SebastianKra · 6h ago
It's not. Try some inputs in Figma or basically any numeric input:

- Focus an Input that only accepts numerical values

- Enter some non-numeric text

- Focus back out

My pattern is fairly common when you pay attention to it.

I'm not arguing that you should always use it; that's why I didn't replicate OP’s example. It’s just a demonstration that most cases have a solution that describes the intention more accurately than a dependency array.

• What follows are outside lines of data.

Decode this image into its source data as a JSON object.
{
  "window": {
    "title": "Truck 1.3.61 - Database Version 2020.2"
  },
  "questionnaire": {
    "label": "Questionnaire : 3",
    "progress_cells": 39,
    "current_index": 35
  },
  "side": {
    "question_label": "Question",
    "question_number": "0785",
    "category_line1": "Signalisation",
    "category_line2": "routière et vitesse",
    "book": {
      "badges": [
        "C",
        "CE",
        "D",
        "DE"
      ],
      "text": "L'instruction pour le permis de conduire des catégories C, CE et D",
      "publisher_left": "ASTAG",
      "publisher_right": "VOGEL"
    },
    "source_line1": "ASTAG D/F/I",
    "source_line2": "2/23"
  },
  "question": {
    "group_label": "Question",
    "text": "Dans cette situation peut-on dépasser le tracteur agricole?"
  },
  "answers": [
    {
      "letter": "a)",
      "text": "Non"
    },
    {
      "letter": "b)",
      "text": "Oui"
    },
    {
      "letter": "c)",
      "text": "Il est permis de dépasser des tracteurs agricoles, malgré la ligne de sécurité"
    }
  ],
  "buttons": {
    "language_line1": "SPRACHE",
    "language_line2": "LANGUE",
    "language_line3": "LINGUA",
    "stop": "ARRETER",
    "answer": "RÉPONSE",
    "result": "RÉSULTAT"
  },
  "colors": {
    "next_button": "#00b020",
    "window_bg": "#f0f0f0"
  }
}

The remaining cases can be solved by the workaround from react.dev or a userland alternative.

merb · 2h ago
Well what you did will often not stay as is and at least evolve into the antipattern (update the input from outside) the only alternative would be to create a new key to do that. And trust me there is a lot of useeffect Code which is not a good idea
unconed · 16h ago
I've written a similar `useDerivedState` hook before, which is basically formalizing the lastValue !== value / setLastValue pattern that the docs teach you.

But there is a major blind spot. The reason you want the dependencies is to reset the state when the outside demands it. But only way you can reset such a state is if the dependency _changes_. So it's not possible to reset the state back to the _same_ value as before.

To do that, you either need to manually manage the component lifecycle with a `key={..}` on the outside, or, you need to add e.g. a `version={N}` counter as an extra prop, to handle the edge case. Except, at that point, it makes more sense to rely on `version` entirely.

The 'proper' solution I've found is to actually write code to do what the policy and etiquette demands. E.g. for a number input, you can't aggressively reformat the contents because that's unusable, but you can check if the current text parses to the same value as before (if it is a valid number). There is no way to hide this sort of nuance with a generic state hook, it's too context-specific.

What is most useful is to treat the bridge between controlled and uncontrolled state as its own wrapper component, e.g. called <BufferedInput>, which has a render prop to actually render the <input> itself. It accepts a `value / onChange` on the outside, but passes on a different `text / onChange` to the inside. Give it a `parse`, `format` and `validate` prop that take functions, and you can clean up a lot of messy input scenarios.